When drawing completely from memory, the "truth" of it is just a flash in your mind, left to interpret as you will.
When you draw from life, for an extended period of time, the memory aspect narrows to visual memory of just a few seconds, from looking at the model to looking at the paper
The truth becomes much less subjective, and every time you look up you see that real person, not a mental version. (The trend in the schoolism "school" of art would be to simplify, exaggerate, and cartoon the image slightly or heavily depending upon your style)
life drawing is never easy! But it is a great practice akin to scales for a composer. And when you see artists like the Russians, who spend years working in this vein, it becomes second nature to them.

Patrick LaMontagne said...

To be honest, the area where I'm weakest is doing quick sketches. It's something I'm trying to make a concerted effort to change, especially after reading things that Chiu and Silver said in their books I bought recently. Jason mentioned it regularly in the course as well.

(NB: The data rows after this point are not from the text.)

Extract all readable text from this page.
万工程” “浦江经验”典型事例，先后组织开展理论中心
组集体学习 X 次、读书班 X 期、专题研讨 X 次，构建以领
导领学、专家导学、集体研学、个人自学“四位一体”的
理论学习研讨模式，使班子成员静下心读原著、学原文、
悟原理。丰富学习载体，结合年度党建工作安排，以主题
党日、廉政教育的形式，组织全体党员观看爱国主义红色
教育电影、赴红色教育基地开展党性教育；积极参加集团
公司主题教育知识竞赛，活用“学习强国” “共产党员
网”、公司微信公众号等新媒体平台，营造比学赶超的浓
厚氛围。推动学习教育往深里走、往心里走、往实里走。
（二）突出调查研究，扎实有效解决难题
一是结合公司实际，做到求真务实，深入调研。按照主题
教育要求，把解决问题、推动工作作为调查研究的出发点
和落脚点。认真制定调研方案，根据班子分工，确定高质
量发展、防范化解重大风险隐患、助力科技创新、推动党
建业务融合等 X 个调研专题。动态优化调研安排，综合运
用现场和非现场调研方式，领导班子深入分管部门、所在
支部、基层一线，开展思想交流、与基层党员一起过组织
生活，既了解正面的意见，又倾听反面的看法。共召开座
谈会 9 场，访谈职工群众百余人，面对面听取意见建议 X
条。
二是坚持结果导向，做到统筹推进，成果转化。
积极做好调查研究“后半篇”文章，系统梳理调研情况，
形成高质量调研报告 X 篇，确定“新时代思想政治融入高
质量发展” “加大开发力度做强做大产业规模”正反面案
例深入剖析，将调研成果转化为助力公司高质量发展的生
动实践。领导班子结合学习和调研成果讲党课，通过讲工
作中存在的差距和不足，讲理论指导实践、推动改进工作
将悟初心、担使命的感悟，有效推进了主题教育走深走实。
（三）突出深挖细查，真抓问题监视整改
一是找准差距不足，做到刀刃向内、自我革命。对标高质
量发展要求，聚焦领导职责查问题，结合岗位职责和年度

I attended a few life drawing classes here and to be honest, I didn't really like them, for the very reason you mentioned. I got bored. I know I'm supposed to get a lot out of that, but I didn't really. Coffee shop sketches always make me a little self conscious, as if the people I'm sketching are onto me. This is a ridiculous perception that I need to change, but I find it funny that my biggest challenge is sketching.

idragosani said...

Hey Jon and Patrick --

Thanks for the comments!

Yeah, when I was studying art in high school, I didn't do much in the way of life drawing, although occasionally used photos for reference. Now I am back to it, and yes the Schoolism "school" of art has me wanting to simplify and exaggerate, especially after taking Silver's class last Fall and now I am in Jason's class.

I will keep at it, though. It's a good skill to have. Oddly enough, I went out with some friends to the mall recently to some life drawings, and my friends were more used to the studio style, and drawing kids running around was difficult for them because they were used to the model standing still!

Steve Harpster said...

When I draw people at the mall they never stand still long enough and when I drawing at life drawing on Sunday's the poses are too long. Here's how I fixed both.

When drawing on the run I do some quicky sketches, but I also take a camera and take pics of people without them knowing. This doesn't work at the mall of course, but at the park you can make it look like your taking photos of trees or flowers when you're taking pics of people walking dogs. I also hate when people come over to watch me draw...I've always hated that for some reason, so I find that sitting in a parking lot at a mall where lots of people walk by your car is a good place to draw, and you can listen to your CD's loud too.

At life drawing classes just draw in one spot for a short while and then move to another spot and draw for a short while and if you get tired of that pose start drawing people in the class. People hunched over drawing on a pad of paper are actually fun to draw.